Reputation: 13
I have been trying to get this right. What I want to do is extract a year from a string. The string looks like this for example:
Toy Story (1995)
Or it could look like this
Twelve Monkeys (a.k.a. 12 Monkeys) (1995)
To extract the numbers, I currently use
year = gsub("(?<=\\()[^()]*(?=\\))(*SKIP)(*F)|.", "", x, perl=T)

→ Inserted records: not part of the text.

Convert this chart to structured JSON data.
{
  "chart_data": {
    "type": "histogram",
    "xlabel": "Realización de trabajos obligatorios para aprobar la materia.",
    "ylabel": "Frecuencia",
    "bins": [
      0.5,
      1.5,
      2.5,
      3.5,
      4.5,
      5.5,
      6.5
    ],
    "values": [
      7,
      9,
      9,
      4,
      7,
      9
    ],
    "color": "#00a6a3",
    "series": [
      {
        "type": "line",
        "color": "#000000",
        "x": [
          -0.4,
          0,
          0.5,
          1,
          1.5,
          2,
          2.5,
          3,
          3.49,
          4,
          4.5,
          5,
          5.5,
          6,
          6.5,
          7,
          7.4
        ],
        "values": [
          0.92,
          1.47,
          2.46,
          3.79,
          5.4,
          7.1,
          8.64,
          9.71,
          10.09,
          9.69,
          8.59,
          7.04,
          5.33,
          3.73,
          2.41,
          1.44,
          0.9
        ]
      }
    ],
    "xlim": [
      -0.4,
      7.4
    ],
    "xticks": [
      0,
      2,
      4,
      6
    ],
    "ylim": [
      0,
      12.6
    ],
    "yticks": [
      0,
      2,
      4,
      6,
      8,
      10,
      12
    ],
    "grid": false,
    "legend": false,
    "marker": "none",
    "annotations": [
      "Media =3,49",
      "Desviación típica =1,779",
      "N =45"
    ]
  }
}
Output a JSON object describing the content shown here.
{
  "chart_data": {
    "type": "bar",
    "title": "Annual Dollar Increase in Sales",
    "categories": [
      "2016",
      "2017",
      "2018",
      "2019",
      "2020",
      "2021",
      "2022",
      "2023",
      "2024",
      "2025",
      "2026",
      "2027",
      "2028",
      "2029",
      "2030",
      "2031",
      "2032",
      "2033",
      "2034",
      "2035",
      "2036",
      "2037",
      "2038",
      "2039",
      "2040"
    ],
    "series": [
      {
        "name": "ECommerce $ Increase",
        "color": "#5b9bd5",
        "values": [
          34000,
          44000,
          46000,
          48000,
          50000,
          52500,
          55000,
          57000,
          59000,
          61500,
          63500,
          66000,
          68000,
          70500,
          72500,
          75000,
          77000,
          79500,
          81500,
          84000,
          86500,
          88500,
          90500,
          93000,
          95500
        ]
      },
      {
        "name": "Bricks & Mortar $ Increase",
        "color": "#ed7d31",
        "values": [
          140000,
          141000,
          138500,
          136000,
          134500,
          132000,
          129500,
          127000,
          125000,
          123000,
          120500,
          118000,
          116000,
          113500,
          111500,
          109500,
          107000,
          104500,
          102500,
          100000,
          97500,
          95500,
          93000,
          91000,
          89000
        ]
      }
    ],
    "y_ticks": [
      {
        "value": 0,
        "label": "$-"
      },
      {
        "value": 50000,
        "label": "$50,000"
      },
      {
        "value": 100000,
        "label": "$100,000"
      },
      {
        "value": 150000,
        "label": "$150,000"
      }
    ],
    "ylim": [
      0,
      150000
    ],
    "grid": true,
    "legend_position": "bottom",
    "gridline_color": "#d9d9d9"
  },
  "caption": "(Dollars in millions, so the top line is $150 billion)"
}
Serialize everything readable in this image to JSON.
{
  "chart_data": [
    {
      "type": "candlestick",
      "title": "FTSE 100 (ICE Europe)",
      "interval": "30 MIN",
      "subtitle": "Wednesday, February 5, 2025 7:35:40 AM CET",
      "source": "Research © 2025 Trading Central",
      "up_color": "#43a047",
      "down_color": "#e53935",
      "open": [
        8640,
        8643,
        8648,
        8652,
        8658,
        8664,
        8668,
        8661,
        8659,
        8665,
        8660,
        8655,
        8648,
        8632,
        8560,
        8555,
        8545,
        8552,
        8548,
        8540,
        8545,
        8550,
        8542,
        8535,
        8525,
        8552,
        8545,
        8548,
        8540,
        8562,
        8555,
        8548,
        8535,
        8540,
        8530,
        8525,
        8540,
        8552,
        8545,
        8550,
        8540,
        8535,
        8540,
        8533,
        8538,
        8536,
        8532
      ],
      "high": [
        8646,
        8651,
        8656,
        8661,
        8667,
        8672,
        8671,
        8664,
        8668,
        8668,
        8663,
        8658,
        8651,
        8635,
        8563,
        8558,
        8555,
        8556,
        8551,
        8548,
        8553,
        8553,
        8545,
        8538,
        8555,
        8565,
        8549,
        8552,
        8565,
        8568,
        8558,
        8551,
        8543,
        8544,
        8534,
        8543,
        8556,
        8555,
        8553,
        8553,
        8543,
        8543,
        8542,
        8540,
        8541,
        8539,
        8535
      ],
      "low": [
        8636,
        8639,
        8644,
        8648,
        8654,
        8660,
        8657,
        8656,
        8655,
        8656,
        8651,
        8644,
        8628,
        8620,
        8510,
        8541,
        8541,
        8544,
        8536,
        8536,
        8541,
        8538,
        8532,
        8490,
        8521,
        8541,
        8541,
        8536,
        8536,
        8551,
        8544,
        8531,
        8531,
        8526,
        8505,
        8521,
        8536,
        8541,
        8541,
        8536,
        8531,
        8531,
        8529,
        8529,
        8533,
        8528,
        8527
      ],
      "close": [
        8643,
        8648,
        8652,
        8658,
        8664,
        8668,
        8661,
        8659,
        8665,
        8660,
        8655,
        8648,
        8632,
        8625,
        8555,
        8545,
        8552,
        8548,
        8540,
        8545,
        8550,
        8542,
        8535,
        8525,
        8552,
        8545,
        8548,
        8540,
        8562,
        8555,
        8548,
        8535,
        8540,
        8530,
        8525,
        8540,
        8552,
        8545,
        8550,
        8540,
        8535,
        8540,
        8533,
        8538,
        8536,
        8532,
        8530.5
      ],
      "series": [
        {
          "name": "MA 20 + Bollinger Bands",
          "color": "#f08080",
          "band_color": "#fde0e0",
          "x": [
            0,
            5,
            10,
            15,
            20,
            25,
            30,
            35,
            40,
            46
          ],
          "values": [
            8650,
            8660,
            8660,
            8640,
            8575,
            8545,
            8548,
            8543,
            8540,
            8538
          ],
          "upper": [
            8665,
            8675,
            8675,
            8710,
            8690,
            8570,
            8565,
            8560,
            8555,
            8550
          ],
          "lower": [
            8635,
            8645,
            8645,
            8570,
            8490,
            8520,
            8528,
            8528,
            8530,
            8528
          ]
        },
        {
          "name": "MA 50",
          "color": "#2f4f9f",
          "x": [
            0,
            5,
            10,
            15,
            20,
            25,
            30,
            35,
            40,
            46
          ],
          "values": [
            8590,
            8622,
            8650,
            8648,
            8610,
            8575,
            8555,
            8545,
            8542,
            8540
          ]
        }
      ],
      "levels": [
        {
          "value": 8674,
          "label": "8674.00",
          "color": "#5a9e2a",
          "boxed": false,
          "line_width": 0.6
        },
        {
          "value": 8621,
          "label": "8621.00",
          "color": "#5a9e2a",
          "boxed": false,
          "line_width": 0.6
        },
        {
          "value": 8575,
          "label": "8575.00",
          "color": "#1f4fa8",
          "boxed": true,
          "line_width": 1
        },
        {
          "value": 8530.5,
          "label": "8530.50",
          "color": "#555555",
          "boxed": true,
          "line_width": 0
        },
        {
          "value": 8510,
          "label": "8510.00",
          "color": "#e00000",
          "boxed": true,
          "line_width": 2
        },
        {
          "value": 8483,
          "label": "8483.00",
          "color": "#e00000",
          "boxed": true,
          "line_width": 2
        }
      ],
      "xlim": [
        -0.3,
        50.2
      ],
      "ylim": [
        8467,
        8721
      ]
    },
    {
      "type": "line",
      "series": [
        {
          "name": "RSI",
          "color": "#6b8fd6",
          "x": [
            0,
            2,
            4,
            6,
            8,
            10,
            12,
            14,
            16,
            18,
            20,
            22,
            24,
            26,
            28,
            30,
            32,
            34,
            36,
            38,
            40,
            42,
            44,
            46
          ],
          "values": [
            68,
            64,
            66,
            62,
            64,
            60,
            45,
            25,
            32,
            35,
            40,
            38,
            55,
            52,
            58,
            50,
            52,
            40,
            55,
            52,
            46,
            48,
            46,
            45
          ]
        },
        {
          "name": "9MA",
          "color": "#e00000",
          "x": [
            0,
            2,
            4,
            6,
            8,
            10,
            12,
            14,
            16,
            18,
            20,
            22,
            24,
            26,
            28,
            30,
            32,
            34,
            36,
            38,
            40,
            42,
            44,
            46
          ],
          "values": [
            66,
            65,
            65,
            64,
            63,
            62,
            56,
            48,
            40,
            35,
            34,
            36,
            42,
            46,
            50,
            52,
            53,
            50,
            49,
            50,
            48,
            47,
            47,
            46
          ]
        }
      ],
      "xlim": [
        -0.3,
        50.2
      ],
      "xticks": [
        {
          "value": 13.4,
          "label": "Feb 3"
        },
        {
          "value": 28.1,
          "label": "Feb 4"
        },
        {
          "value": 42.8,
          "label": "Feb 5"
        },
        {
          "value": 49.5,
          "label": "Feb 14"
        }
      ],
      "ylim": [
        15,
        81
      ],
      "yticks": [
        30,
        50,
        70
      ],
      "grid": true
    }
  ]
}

Now, this would work in most cases, where the first one is used, but in the list the second one is also used.
[1] 1995
[2] a.k.a. 12 Monkeys1995
So obviously I do not want the string but only the year, how do I get this?
Upvotes: 1
Views: 3668
Reputation: 12937
If the years are always located at the end of each string circled by parentheses, you could do this in base R:
as.numeric(gsub("\\(|\\)", "", substr(x, nchar(x)-5,nchar(x))))
#[1] 1995 1995
Use trimws(x)
beforehand in case there might be any head or tail spaces.
Upvotes: 0
Reputation: 886948
We can use
library(stringr)
as.numeric(str_extract(x, "(?<=\\()[0-9]+(?=\\))"))
#[1] 1995 1995
x <- c("Toy Story (1995)", "Twelve Monkeys (a.k.a. 12 Monkeys) (1995)")
Upvotes: 4
Reputation: 78792
stringi::stri_match_last_regex(x, "\\(([[:digit:]]+)\\)")[,2]
Escaping the parens is still a pain, but it's a far more readable regex IMO.
Upvotes: 2